Ok, so what's going on in a Docker container? To find out, let's run the same htop tool in an Ubuntu Docker container. Make sure you have Docker for Mac installed first.

If you're still running htop in your Mac's terminal, press ctrl-c to exit back to the shell. Then, in the terminal, run:

docker run --rm -it ubuntu bash

A brief explanation of this command:

  • We're running bash in a container
  • Using ubuntu as the base "image"
  • Using the flags -it so our keystrokes get into the container
  • Using --rm so the container will be removed automatically after we stop it

This command will download the ubuntu image if you've never run it before. Subsequent runs use your local image cache.

Now we're on a Bash shell inside an Ubuntu Docker container. Is Ubuntu running in the container? Meaning, is there an initializing program running inside the container? Let's check! In the container shell, install htop:

apt-get update && apt-get install htop

Then run it:

htop
htop running in an ubuntu Docker container showing the only processes visible are bash and htop itself

Is there something that looks like an initializing process here? Nope!

So no, we aren't running a full Ubuntu operating system in the container.

While running Bash in a container, the "container" is actually an isolated environment in a hidden parent Linux Virtual Machine. The Linux parent environment does run an init process, otherwise it wouldn't be running. We can't access the parent environment, because our container is running in "isolation," which is the point of Docker.
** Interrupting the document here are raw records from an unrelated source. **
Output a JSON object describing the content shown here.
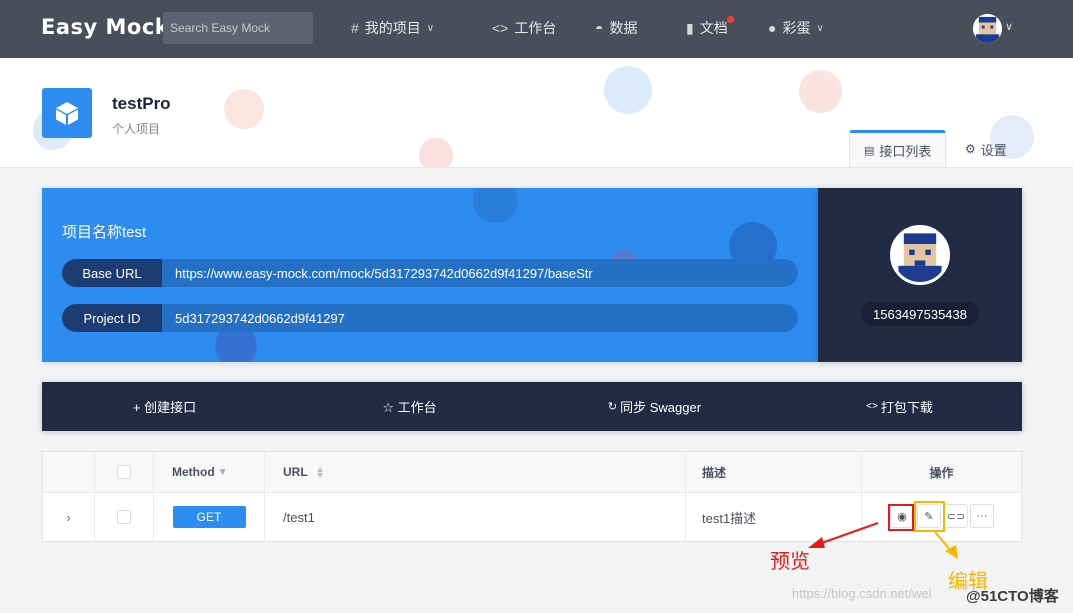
{
  "nav": {
    "logo": "Easy Mock",
    "search_placeholder": "Search Easy Mock",
    "items": [
      {
        "label": "我的项目",
        "icon": "hash-icon"
      },
      {
        "label": "工作台",
        "icon": "code-arrows-icon"
      },
      {
        "label": "数据",
        "icon": "dashboard-icon"
      },
      {
        "label": "文档",
        "icon": "book-icon"
      },
      {
        "label": "彩蛋",
        "icon": "egg-icon"
      }
    ]
  },
  "project": {
    "name": "testPro",
    "subtitle": "个人项目",
    "tabs": [
      {
        "label": "接口列表",
        "icon": "list-icon"
      },
      {
        "label": "设置",
        "icon": "gear-icon"
      }
    ]
  },
  "info": {
    "title": "项目名称test",
    "base_url_key": "Base URL",
    "base_url_value": "https://www.easy-mock.com/mock/5d317293742d0662d9f41297/baseStr",
    "project_id_key": "Project ID",
    "project_id_value": "5d317293742d0662d9f41297"
  },
  "owner": {
    "id": "1563497535438"
  },
  "toolbar": {
    "create": "+ 创建接口",
    "workbench": "☆ 工作台",
    "sync": "同步 Swagger",
    "download": "打包下载"
  },
  "table": {
    "headers": {
      "method": "Method",
      "url": "URL",
      "desc": "描述",
      "ops": "操作"
    },
    "rows": [
      {
        "method": "GET",
        "url": "/test1",
        "desc": "test1描述"
      }
    ]
  },
  "annotations": {
    "preview": "预览",
    "edit": "编辑",
    "watermark": "https://blog.csdn.net/wei",
    "brand": "@51CTO博客"
  },
  "colors": {
    "nav_bg": "#4a4e5a",
    "primary": "#2d8cf0",
    "dark_panel": "#232a44",
    "annotation_red": "#e41b1b",
    "annotation_yellow": "#f5b800"
  }
}
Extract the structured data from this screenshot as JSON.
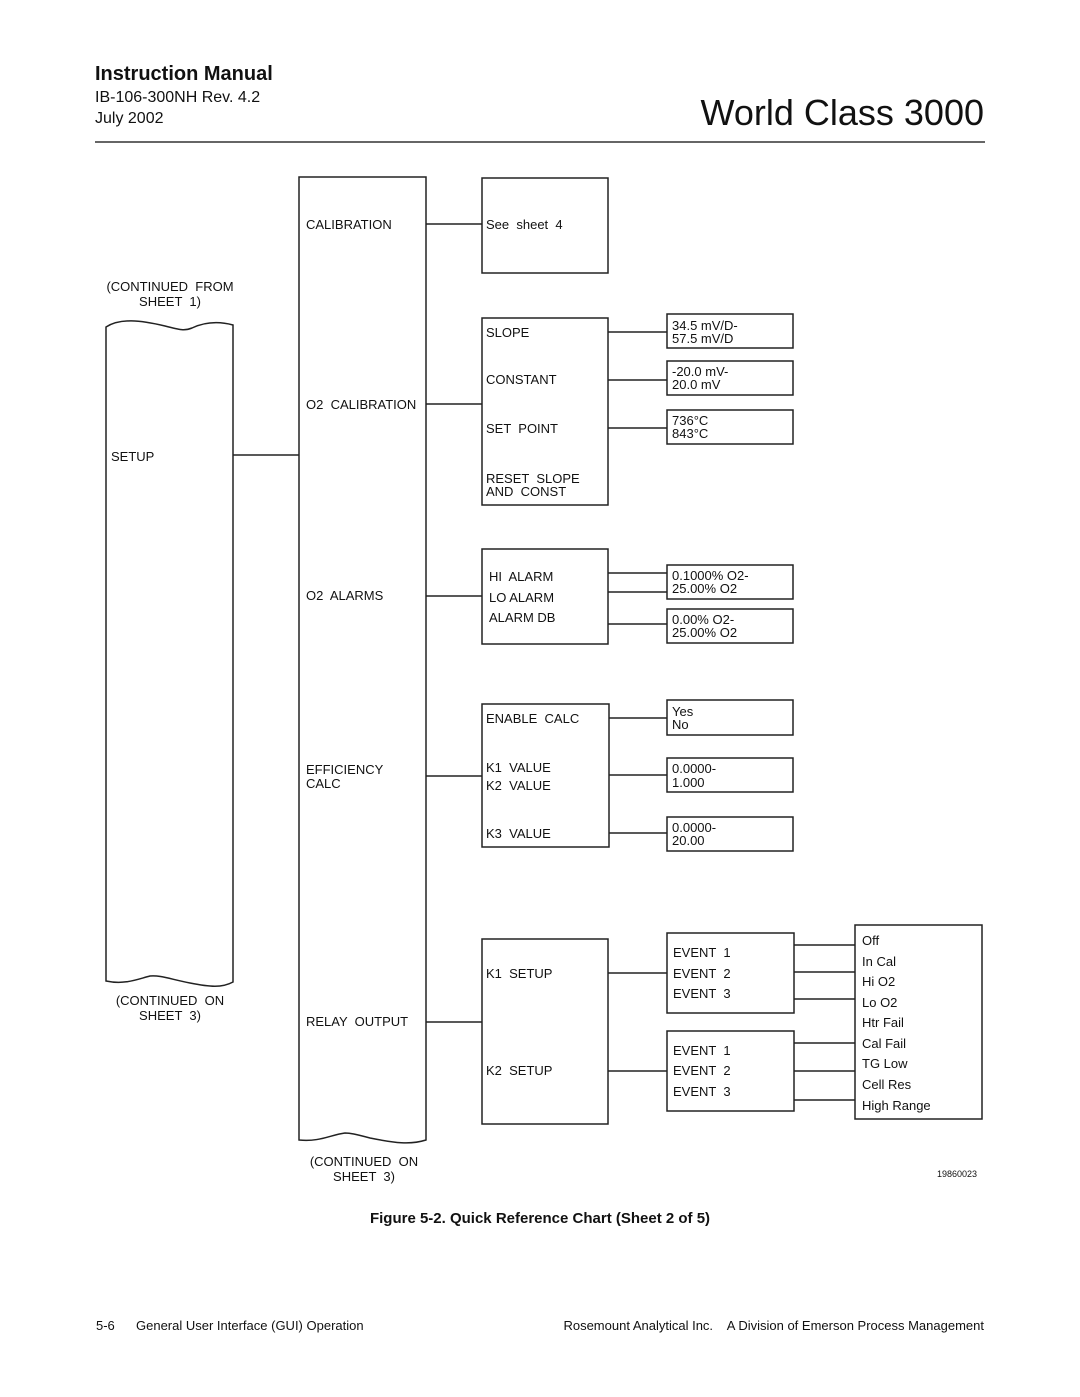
{
  "header": {
    "manual_title": "Instruction Manual",
    "doc_number": "IB-106-300NH Rev. 4.2",
    "date": "July 2002",
    "product": "World Class 3000"
  },
  "diagram": {
    "left_column": {
      "continued_from": [
        "(CONTINUED  FROM",
        "SHEET  1)"
      ],
      "label": "SETUP",
      "continued_on": [
        "(CONTINUED  ON",
        "SHEET  3)"
      ]
    },
    "setup_column": {
      "items": [
        "CALIBRATION",
        "O2  CALIBRATION",
        "O2  ALARMS",
        "EFFICIENCY",
        "CALC",
        "RELAY  OUTPUT"
      ],
      "continued_on": [
        "(CONTINUED  ON",
        "SHEET  3)"
      ]
    },
    "calibration": {
      "text": "See  sheet  4"
    },
    "o2_calibration": {
      "items": [
        "SLOPE",
        "CONSTANT",
        "SET  POINT",
        "RESET  SLOPE",
        "AND  CONST"
      ],
      "ranges": [
        [
          "34.5 mV/D-",
          "57.5 mV/D"
        ],
        [
          "-20.0 mV-",
          "20.0 mV"
        ],
        [
          "736°C",
          "843°C"
        ]
      ]
    },
    "o2_alarms": {
      "items": [
        "HI  ALARM",
        "LO ALARM",
        "ALARM DB"
      ],
      "ranges": [
        [
          "0.1000% O2-",
          "25.00% O2"
        ],
        [
          "0.00% O2-",
          "25.00% O2"
        ]
      ]
    },
    "efficiency_calc": {
      "items": [
        "ENABLE  CALC",
        "K1  VALUE",
        "K2  VALUE",
        "K3  VALUE"
      ],
      "ranges": [
        [
          "Yes",
          "No"
        ],
        [
          "0.0000-",
          "1.000"
        ],
        [
          "0.0000-",
          "20.00"
        ]
      ]
    },
    "relay_output": {
      "items": [
        "K1  SETUP",
        "K2  SETUP"
      ],
      "events": [
        "EVENT  1",
        "EVENT  2",
        "EVENT  3"
      ],
      "options": [
        "Off",
        "In Cal",
        "Hi O2",
        "Lo O2",
        "Htr Fail",
        "Cal Fail",
        "TG Low",
        "Cell Res",
        "High Range"
      ]
    },
    "figure_id": "19860023"
  },
  "caption": "Figure 5-2.  Quick Reference Chart (Sheet 2 of 5)",
  "footer": {
    "page": "5-6",
    "section": "General User Interface (GUI) Operation",
    "company": "Rosemount Analytical Inc.    A Division of Emerson Process Management"
  }
}
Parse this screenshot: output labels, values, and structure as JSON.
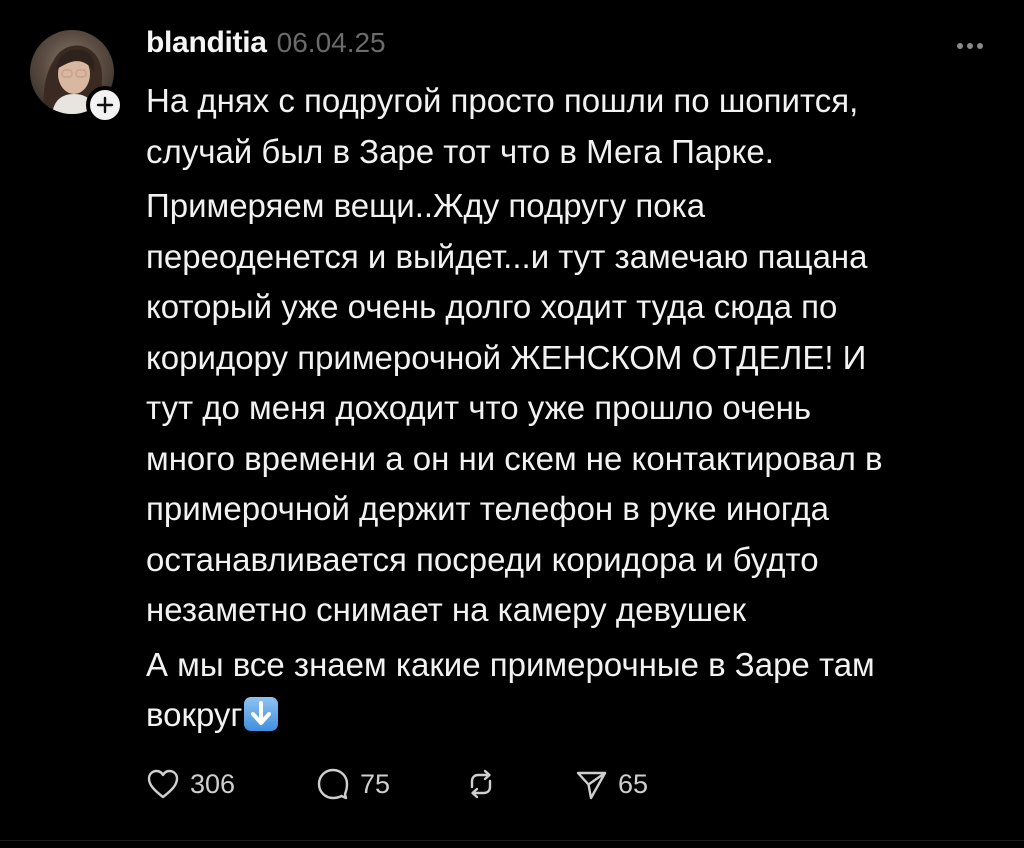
{
  "post": {
    "username": "blanditia",
    "date": "06.04.25",
    "avatar_icon": "profile-photo",
    "follow_icon": "plus-icon",
    "more_icon": "ellipsis-icon",
    "paragraphs": [
      [
        "На днях с подругой просто пошли по шопится,",
        "случай был в Заре тот что в Мега Парке."
      ],
      [
        "Примеряем вещи..Жду подругу пока",
        "переоденется и выйдет...и тут замечаю пацана",
        "который уже очень долго ходит туда сюда  по",
        "коридору примерочной ЖЕНСКОМ ОТДЕЛЕ! И",
        "тут до меня доходит что уже прошло очень",
        "много времени а он ни скем не контактировал в",
        "примерочной держит телефон в руке иногда",
        "останавливается посреди коридора и будто",
        "незаметно снимает на камеру девушек"
      ],
      [
        "А мы все знаем какие примерочные в Заре там",
        "вокруг"
      ]
    ],
    "end_emoji": "down-arrow-emoji",
    "actions": {
      "likes": "306",
      "comments": "75",
      "reposts": "",
      "shares": "65"
    }
  },
  "colors": {
    "background": "#000000",
    "text": "#f2f2f2",
    "muted": "#6b6b6b",
    "icon": "#cfcfcf",
    "emoji_blue": "#4a94df"
  }
}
Docker for Mac runs a Linux virtual machine automatically, and containers are run in isolation inside of that VM.

My mental image is the whale icon on my Mac's status bar holds a little Linux computer, and containers are ephemeral isolated environments created inside the computer.

So why is it FROM ubuntu ?

What does it mean to be FROM ubuntu and why even specify an operating system?

Recall earlier we made a distinction between the kernel and the operating system. The operating system (in this case, Ubuntu) brings along lots of software and libraries that we want to be repeatable between builds and environments. We've already seen Ubuntu has the shell bash in it (vs Alpine Linux FROM alpine, which only has sh, not bash).

We've also seen operating systems have their own package managers (apt-get in our case), which we want to specify per-container to ensure we can install dependencies for the right operating system. Operating systems also have system libraries that our programs might depend on to run.

Key icon

Key concept: When we define Dockerfiles, we don't just specify how to run our process. We also specify how to build it, and we often need package manager tools to install the necessary dependencies for Rails/Node/etc. Applications also usually depend on system libraries, like networking. Operating systems happen to have all of this out of the box!